The Boy who Cried Global Warming

Picture this: a respected U.S. government official gives an impassioned speech about the effects of humanity on the Earth's climate. He cites the rising average temperature since the industrial revolution and the greenhouse effect as proof that human activity can have a devastating negative impact on climate. Despite the clear evidence that he gives, the politician's words fall largely on deaf ears, and human-caused global warming continues to get worse.
You probably think I'm talking about Al Gore and his award-winning film An Inconvenient Truth, and I might as well be. But I'm not. I'm actually talking about George Perkins Marsh, who is sometimes considered to be the first true environmentalist. Marsh gave the speech described above in 1847, at a time when preserving nature, if it was thought of at all, was thought of strictly in terms of visible and tangible benefits. The idea that humans were harming the Earth in ways that they could not see was something that bordered on pseudoscience for most people in the 19th century (and, sadly, still does for many people today).
Marsh even correctly pointed out that human causes of climate change were not limited to heavy industry (which at the time was mostly limited to Europe). He noted that "the climate of even so thinly peopled a country as Russia was sensibly modified by similar causes". We now know, of course, that the felling en masse of large tracts of forest to make way for agricultural land can contribute to global warming just as much as greenhouse gases emitted by industry.

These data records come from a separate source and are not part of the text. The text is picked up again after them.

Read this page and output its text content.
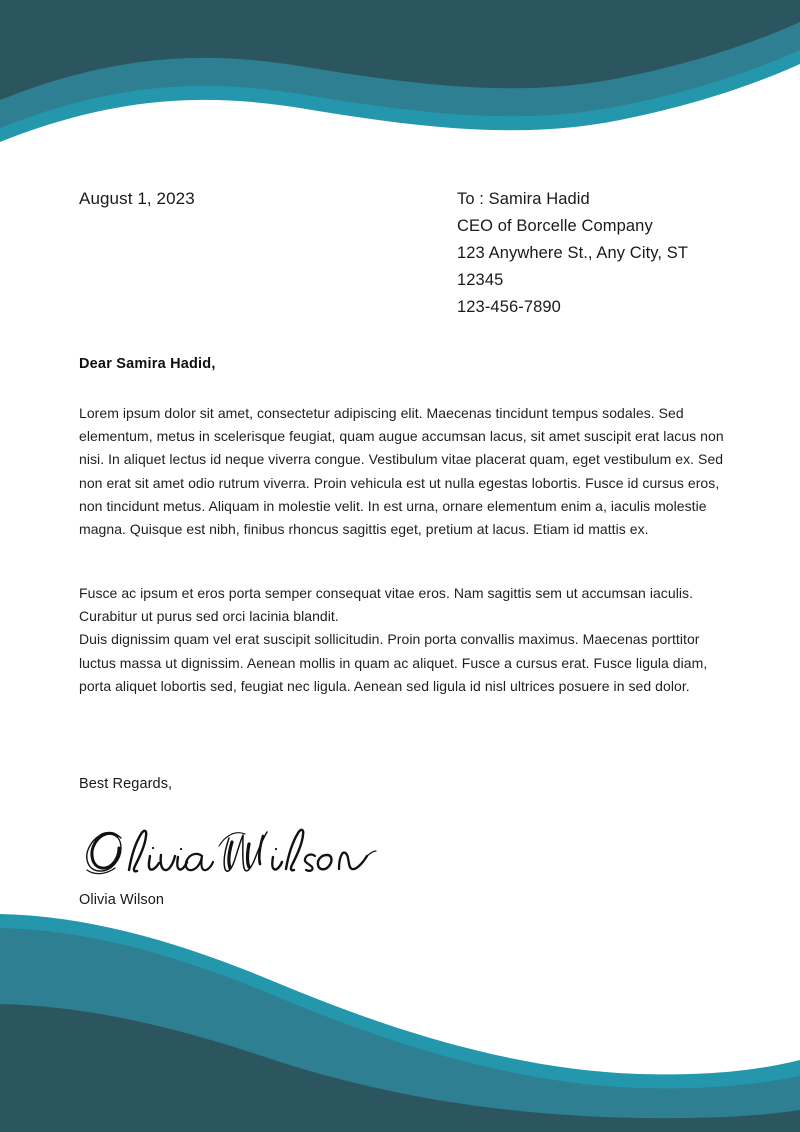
August 1, 2023	To : Samira Hadid
CEO of Borcelle Company
123 Anywhere St., Any City, ST 12345
123-456-7890
Dear Samira Hadid,

Lorem ipsum dolor sit amet, consectetur adipiscing elit. Maecenas tincidunt tempus sodales. Sed elementum, metus in scelerisque feugiat, quam augue accumsan lacus, sit amet suscipit erat lacus non nisi. In aliquet lectus id neque viverra congue. Vestibulum vitae placerat quam, eget vestibulum ex. Sed non erat sit amet odio rutrum viverra. Proin vehicula est ut nulla egestas lobortis. Fusce id cursus eros, non tincidunt metus. Aliquam in molestie velit. In est urna, ornare elementum enim a, iaculis molestie magna. Quisque est nibh, finibus rhoncus sagittis eget, pretium at lacus. Etiam id mattis ex.

Fusce ac ipsum et eros porta semper consequat vitae eros. Nam sagittis sem ut accumsan iaculis. Curabitur ut purus sed orci lacinia blandit.

Duis dignissim quam vel erat suscipit sollicitudin. Proin porta convallis maximus. Maecenas porttitor luctus massa ut dignissim. Aenean mollis in quam ac aliquet. Fusce a cursus erat. Fusce ligula diam, porta aliquet lobortis sed, feugiat nec ligula. Aenean sed ligula id nisl ultrices posuere in sed dolor.

Best Regards,
Olivia Wilson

Marsh, sadly, never came up with any sort of solution to the problem he proposed. And those scientists who might have paid no attention to his warning. It would ultimately be nearly 150 years before the idea of global warming as Marsh imagined it became accepted scientific orthodoxy.

                                              
                   George Perkins Marsh was possibly the first person ever to make the connection between human activity and global warming, as far back as 1847.